A hissing sound filled the hallway.  Jaclyn looked up and then through the glass window into her family’s cell.  Larek could hear it, too, and was gathering the boys around him.

“What’s happening?  What are you doing to them?”

“That is their air supply leaking into the hallway.”


“The general is so very fond of games and incentives.  For every rebel ship you take down, another liter of oxygen will replenish your family’s cell.”

“One,” she choked. “One liter?!”

“The average adult needs 550 liters of oxygen a day,” said the officer cheerily. “So I hope for their sake, Captain, you have very good aim.”

Jaclyn rammed herself against the glass window, watching her children’s mouths open in screams that she couldn’t hear.  Seeing her, they broke free of their father and ran to the window, faces red and wet with tears.  Their fingers couldn’t reach the glass.  She looked up at Larek, who only stared back at her from across the cell, his eyes empty.  The hissing stopped.

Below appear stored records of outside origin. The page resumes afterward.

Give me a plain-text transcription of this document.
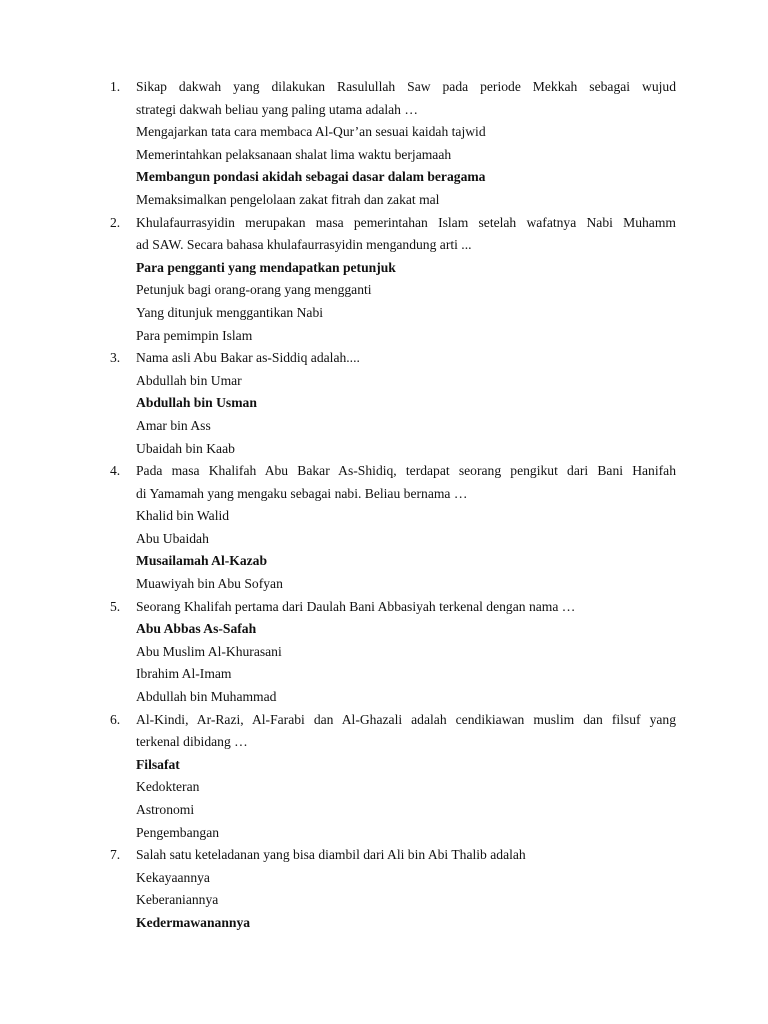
1.	Sikap dakwah yang dilakukan Rasulullah Saw pada periode Mekkah sebagai wujud
strategi dakwah beliau yang paling utama adalah …
Mengajarkan tata cara membaca Al-Qur’an sesuai kaidah tajwid
Memerintahkan pelaksanaan shalat lima waktu berjamaah
Membangun pondasi akidah sebagai dasar dalam beragama
Memaksimalkan pengelolaan zakat fitrah dan zakat mal
2.	Khulafaurrasyidin merupakan masa pemerintahan Islam setelah wafatnya Nabi Muhamm
ad SAW. Secara bahasa khulafaurrasyidin mengandung arti ...
Para pengganti yang mendapatkan petunjuk
Petunjuk bagi orang-orang yang mengganti
Yang ditunjuk menggantikan Nabi
Para pemimpin Islam
3.	Nama asli Abu Bakar as-Siddiq adalah....
Abdullah bin Umar
Abdullah bin Usman
Amar bin Ass
Ubaidah bin Kaab
4.	Pada masa Khalifah Abu Bakar As-Shidiq, terdapat seorang pengikut dari Bani Hanifah
di Yamamah yang mengaku sebagai nabi. Beliau bernama …
Khalid bin Walid
Abu Ubaidah
Musailamah Al-Kazab
Muawiyah bin Abu Sofyan
5.	Seorang Khalifah pertama dari Daulah Bani Abbasiyah terkenal dengan nama …
Abu Abbas As-Safah
Abu Muslim Al-Khurasani
Ibrahim Al-Imam
Abdullah bin Muhammad
6.	Al-Kindi, Ar-Razi, Al-Farabi dan Al-Ghazali adalah cendikiawan muslim dan filsuf yang
terkenal dibidang …
Filsafat
Kedokteran
Astronomi
Pengembangan
7.	Salah satu keteladanan yang bisa diambil dari Ali bin Abi Thalib adalah
Kekayaannya
Keberaniannya
Kedermawanannya
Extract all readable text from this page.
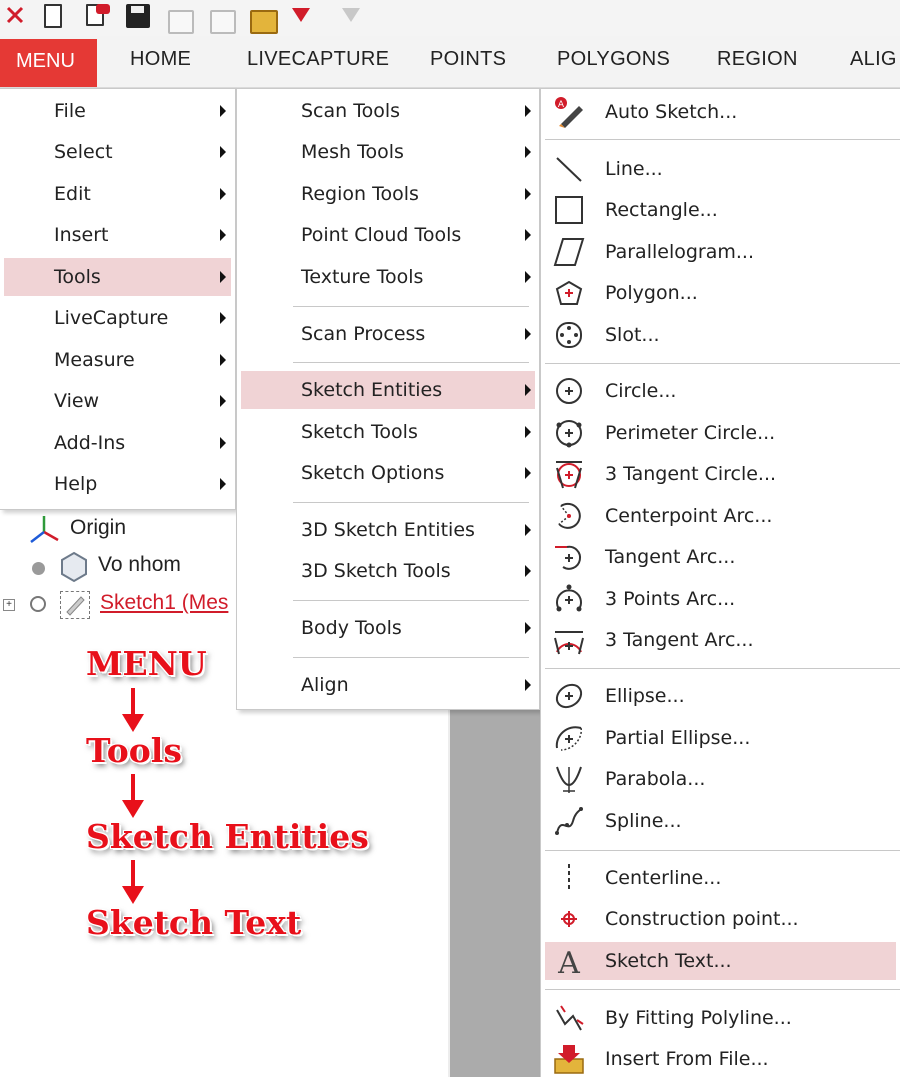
MENU	HOME	LIVECAPTURE POINTS	POLYGONS REGION	ALIG
Origin
Vo nhom
+	Sketch1 (Mes
MENU
Tools
Sketch Entities
Sketch Text
File
Select
Edit
Insert
Tools
LiveCapture
Measure
View
Add-Ins
Help
Scan Tools
Mesh Tools
Region Tools
Point Cloud Tools
Texture Tools
Scan Process
Sketch Entities
Sketch Tools
Sketch Options
3D Sketch Entities
3D Sketch Tools
Body Tools
Align
A Auto Sketch...
Line...
Rectangle...
Parallelogram...
Polygon...
Slot...
Circle...
Perimeter Circle...
3 Tangent Circle...
Centerpoint Arc...
Tangent Arc...
3 Points Arc...
3 Tangent Arc...
Ellipse...
Partial Ellipse...
Parabola...
Spline...
Centerline...
Construction point...
A Sketch Text...
By Fitting Polyline...
Insert From File...
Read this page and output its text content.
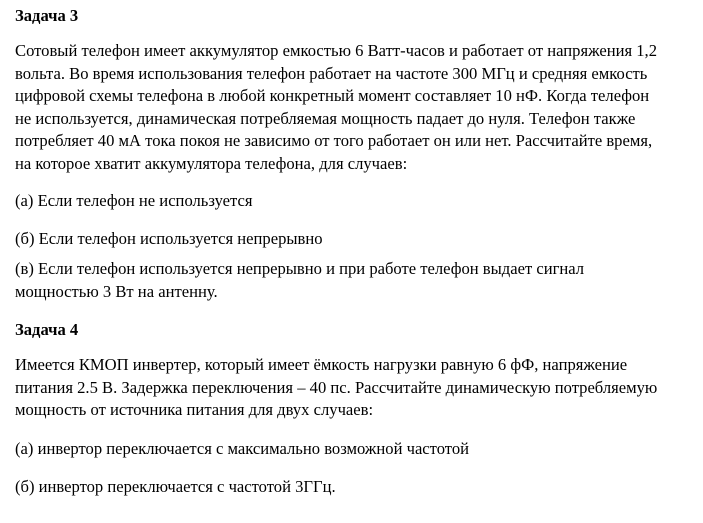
Задача 3
Сотовый телефон имеет аккумулятор емкостью 6 Ватт-часов и работает от напряжения 1,2
вольта. Во время использования телефон работает на частоте 300 МГц и средняя емкость
цифровой схемы телефона в любой конкретный момент составляет 10 нФ. Когда телефон
не используется, динамическая потребляемая мощность падает до нуля. Телефон также
потребляет 40 мА тока покоя не зависимо от того работает он или нет. Рассчитайте время,
на которое хватит аккумулятора телефона, для случаев:
(а) Если телефон не используется
(б) Если телефон используется непрерывно
(в) Если телефон используется непрерывно и при работе телефон выдает сигнал
мощностью 3 Вт на антенну.
Задача 4
Имеется КМОП инвертер, который имеет ёмкость нагрузки равную 6 фФ, напряжение
питания 2.5 В. Задержка переключения – 40 пс. Рассчитайте динамическую потребляемую
мощность от источника питания для двух случаев:
(а) инвертор переключается с максимально возможной частотой
(б) инвертор переключается с частотой 3ГГц.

Not bothering to wipe her eyes, Jaclyn turned to the officer.  “Take me to my ship.”



Black uniform hugging her body, helmet under her arm, Jaclyn strode toward the landing strip, callously ignoring salutes from lesser officers as she passed.  She recognized no one from the old days and bitterly envied her former compatriots who managed to disappear or die young.  She put on her helmet and climbed into the cockpit. Her TIE was an advanced model, though the interior didn’t feel much different from her old ship; the controls had a nicer font and the seats were leather.  The escalating whirr of the ship’s engine sent adrenaline shivers through her body.  It felt like home, she conceded guiltily.

How easy it is to shed your humanity in space, she thought, dazed as it came time for her ship to launch into the black.  After all, the X-wings weren’t filled with people, they were filled with oxygen.  And Captain Antarres intended to get every last one.